Segundo a ortopedista pediátrica do Einstein Goiânia, Renata Alvarenga Nunes, existem diferentes motivos para esse comportamento. “Se for postural, durante o repouso a criança consegue apoiar todo o pé no chão. Se for encurtamento do tendão, durante o descanso, ela não consegue apoiar o pé no chão. Se for doença neuromuscular, isso pode ser variável”, explica a médica. Entre os sintomas associados, podem surgir calosidades na parte da frente do pé, dores ao pisar e afilamento do calcanhar.

A especialista destaca que atenção imediata é necessária em situações específicas. A impossibilidade de marcha correta ou incapacidade de apoiar os pés no chão já são preocupantes e necessitam de tratamento. “Alterações persistentes no mecanismo da marcha sobrecarregam articulações, podendo provocar dores crônicas, deformidades ósseas e até incapacidade de andar”, pontua a ortopedista.

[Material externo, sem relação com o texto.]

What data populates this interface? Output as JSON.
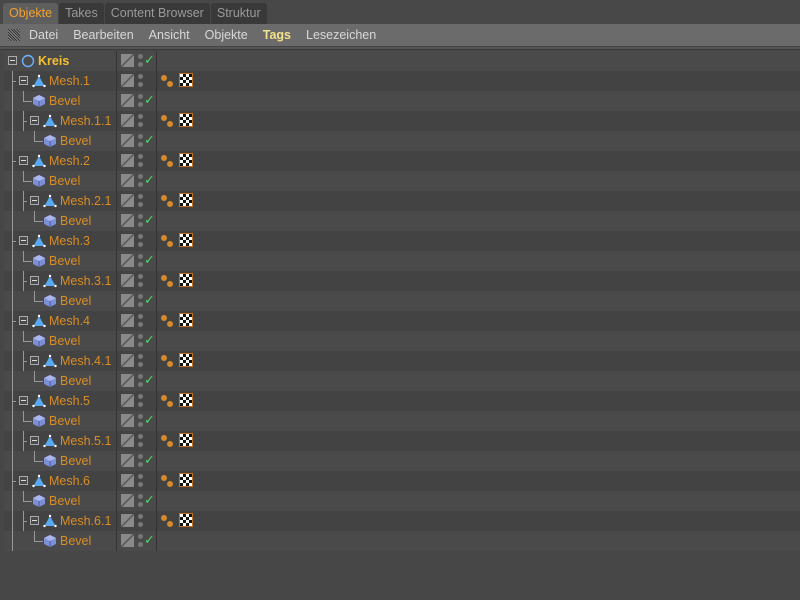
{
  "tabs": [
    {
      "label": "Objekte",
      "active": true
    },
    {
      "label": "Takes"
    },
    {
      "label": "Content Browser"
    },
    {
      "label": "Struktur"
    }
  ],
  "menu": [
    {
      "label": "Datei"
    },
    {
      "label": "Bearbeiten"
    },
    {
      "label": "Ansicht"
    },
    {
      "label": "Objekte"
    },
    {
      "label": "Tags",
      "highlight": true
    },
    {
      "label": "Lesezeichen"
    }
  ],
  "colors": {
    "object_name": "#d98d25",
    "root_name": "#f5c030",
    "check": "#4fd36a",
    "tab_active": "#f0a030"
  },
  "objects": [
    {
      "name": "Kreis",
      "depth": 0,
      "type": "circle-spline",
      "expanded": true,
      "enabled": true,
      "tags": false
    },
    {
      "name": "Mesh.1",
      "depth": 1,
      "type": "polygon-object",
      "expanded": true,
      "enabled": false,
      "tags": true
    },
    {
      "name": "Bevel",
      "depth": 2,
      "type": "bevel-deformer",
      "enabled": true,
      "tags": false
    },
    {
      "name": "Mesh.1.1",
      "depth": 2,
      "type": "polygon-object",
      "expanded": true,
      "enabled": false,
      "tags": true
    },
    {
      "name": "Bevel",
      "depth": 3,
      "type": "bevel-deformer",
      "enabled": true,
      "tags": false
    },
    {
      "name": "Mesh.2",
      "depth": 1,
      "type": "polygon-object",
      "expanded": true,
      "enabled": false,
      "tags": true
    },
    {
      "name": "Bevel",
      "depth": 2,
      "type": "bevel-deformer",
      "enabled": true,
      "tags": false
    },
    {
      "name": "Mesh.2.1",
      "depth": 2,
      "type": "polygon-object",
      "expanded": true,
      "enabled": false,
      "tags": true
    },
    {
      "name": "Bevel",
      "depth": 3,
      "type": "bevel-deformer",
      "enabled": true,
      "tags": false
    },
    {
      "name": "Mesh.3",
      "depth": 1,
      "type": "polygon-object",
      "expanded": true,
      "enabled": false,
      "tags": true
    },
    {
      "name": "Bevel",
      "depth": 2,
      "type": "bevel-deformer",
      "enabled": true,
      "tags": false
    },
    {
      "name": "Mesh.3.1",
      "depth": 2,
      "type": "polygon-object",
      "expanded": true,
      "enabled": false,
      "tags": true
    },
    {
      "name": "Bevel",
      "depth": 3,
      "type": "bevel-deformer",
      "enabled": true,
      "tags": false
    },
    {
      "name": "Mesh.4",
      "depth": 1,
      "type": "polygon-object",
      "expanded": true,
      "enabled": false,
      "tags": true
    },
    {
      "name": "Bevel",
      "depth": 2,
      "type": "bevel-deformer",
      "enabled": true,
      "tags": false
    },
    {
      "name": "Mesh.4.1",
      "depth": 2,
      "type": "polygon-object",
      "expanded": true,
      "enabled": false,
      "tags": true
    },
    {
      "name": "Bevel",
      "depth": 3,
      "type": "bevel-deformer",
      "enabled": true,
      "tags": false
    },
    {
      "name": "Mesh.5",
      "depth": 1,
      "type": "polygon-object",
      "expanded": true,
      "enabled": false,
      "tags": true
    },
    {
      "name": "Bevel",
      "depth": 2,
      "type": "bevel-deformer",
      "enabled": true,
      "tags": false
    },
    {
      "name": "Mesh.5.1",
      "depth": 2,
      "type": "polygon-object",
      "expanded": true,
      "enabled": false,
      "tags": true
    },
    {
      "name": "Bevel",
      "depth": 3,
      "type": "bevel-deformer",
      "enabled": true,
      "tags": false
    },
    {
      "name": "Mesh.6",
      "depth": 1,
      "type": "polygon-object",
      "expanded": true,
      "enabled": false,
      "tags": true
    },
    {
      "name": "Bevel",
      "depth": 2,
      "type": "bevel-deformer",
      "enabled": true,
      "tags": false
    },
    {
      "name": "Mesh.6.1",
      "depth": 2,
      "type": "polygon-object",
      "expanded": true,
      "enabled": false,
      "tags": true
    },
    {
      "name": "Bevel",
      "depth": 3,
      "type": "bevel-deformer",
      "enabled": true,
      "tags": false
    }
  ],
  "tag_icons": [
    "phong-tag-icon",
    "material-tag-icon"
  ],
  "check_glyph": "✓"
}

O tratamento depende da causa identificada, que pode ser desde fisioterapia, uso de órteses corretivas, gessos seriados, e cirurgia. Além disso, é individual e multidisciplinar, podendo incluir ortopedista pediatra, fisioterapeuta, terapeuta ocupacional, pediatra ou neuropediatra. De acordo com Renata, avaliações constantes e manter hábitos saudáveis também contribuem para a evolução positiva da marcha. “Fazer atividade física ajuda a ter um andar correto, com bom alongamento dos tendões”, orienta a especialista.